Shared Sample Stores¶
In ado, Entities and measurement results are stored in a database called a Sample Store. For more on how Sample Stores are configured and managed see their dedicated page.
Two principles underpin data reuse in ado:
- A Sample Store can be shared across multiple Discovery Spaces. This allows any Discovery Space to access Entities and measurements recorded by operations on other Discovery Spaces that use the same store.
- Each Entity has exactly one record in a Sample Store. If two Discovery Spaces both include the same Entity, they reference the same record — there is no duplication.
Note
To maximise the chance of data reuse, similar Discovery Spaces should use the same Sample Store. However, any Discovery Spaces can share a store regardless of how similar they are.
How ado matches shared data¶
Entities¶
In ado two Entities are the same if they have identical sets of constitutive property values. Hence, ado uses constitutive property values to check if an Entity is present in the Sample Store, regardless of which Discovery Space originally recorded them.
Important
The match does not use Entity identifiers as there are situations where they could be different even for Entities with same constitutive properties.
Measurements¶
When an Entity is retrieved from the Sample Store, it carries the results of all Experiments that have been applied to it. ado checks whether any of those experiment identifiers match an Experiment in the current Measurement Space — if so, the result can be reused.
Data retrieval modes¶
When retrieving data from a Discovery Space (e.g. via ado show entities), there are two modes that control whether shared data is included:
| Mode | What is returned |
|---|---|
| measured | Only Entities and measurements recorded by operations run directly on this Discovery Space. Compatible data from other spaces is excluded. |
| matching | All Entities and measurements in the Sample Store that are compatible with this Discovery Space, regardless of which space produced them. |
Use measured when you want to see only the results your operations have produced. Use matching when you want the full picture including any compatible data from other spaces.
Memoization¶
Important
Each explore operator provides a way to turn memoization on and off. See the random walk and ray tune operator documentation for examples of how this setting is controlled.
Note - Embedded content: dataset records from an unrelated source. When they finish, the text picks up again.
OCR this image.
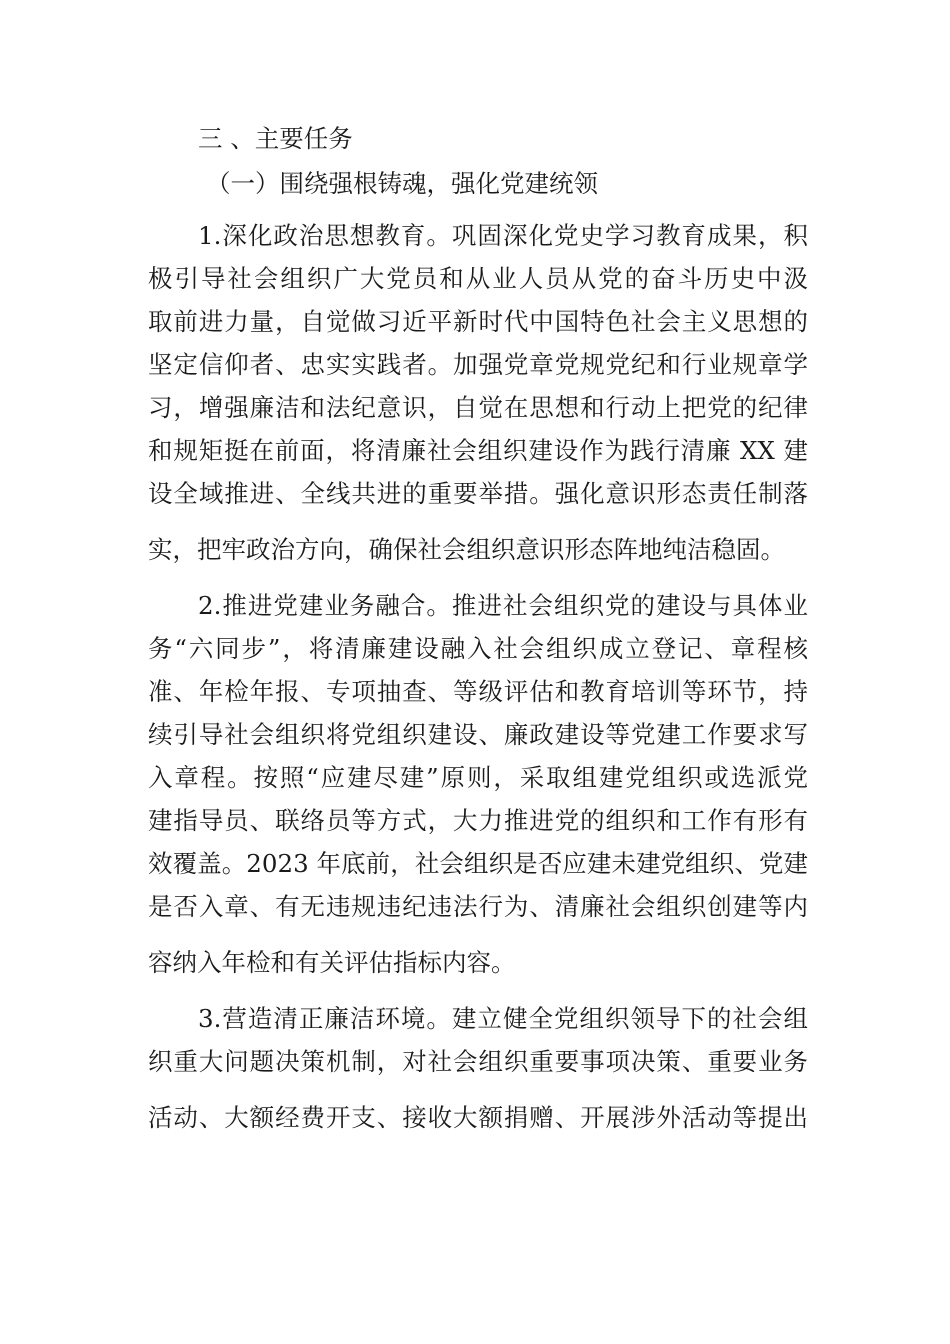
三 、主要任务
（一）围绕强根铸魂，强化党建统领
1.深化政治思想教育。巩固深化党史学习教育成果，积
极引导社会组织广大党员和从业人员从党的奋斗历史中汲
取前进力量，自觉做习近平新时代中国特色社会主义思想的
坚定信仰者、忠实实践者。加强党章党规党纪和行业规章学
习，增强廉洁和法纪意识，自觉在思想和行动上把党的纪律
和规矩挺在前面，将清廉社会组织建设作为践行清廉 XX 建
设全域推进、全线共进的重要举措。强化意识形态责任制落
实，把牢政治方向，确保社会组织意识形态阵地纯洁稳固。
2.推进党建业务融合。推进社会组织党的建设与具体业
务“六同步”，将清廉建设融入社会组织成立登记、章程核
准、年检年报、专项抽查、等级评估和教育培训等环节，持
续引导社会组织将党组织建设、廉政建设等党建工作要求写
入章程。按照“应建尽建”原则，采取组建党组织或选派党
建指导员、联络员等方式，大力推进党的组织和工作有形有
效覆盖。2023 年底前，社会组织是否应建未建党组织、党建
是否入章、有无违规违纪违法行为、清廉社会组织创建等内
容纳入年检和有关评估指标内容。
3.营造清正廉洁环境。建立健全党组织领导下的社会组
织重大问题决策机制，对社会组织重要事项决策、重要业务
活动、大额经费开支、接收大额捐赠、开展涉外活动等提出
Memoization is the name for data reuse that happens automatically during an explore operation. When an operation samples an Entity it proceeds as follows:
- The Entity is sampled from the Entity Space
- The Entity's record is retrieved from the Sample Store if present (matching on constitutive property values).
- If memoization is on,
adochecks for existing results for each Experiment in the Measurement Space using the Experiment’s unique identifier and reuses all matching results if any are found. - If memoization is off,
adoignores existing results, reapplying each Experiment in the Measurement Space to the Entity. The new results are added to any that already exist.
See explore operators for how memoization fits into the explore execution loop, and Discovery Spaces for how operations and spaces relate.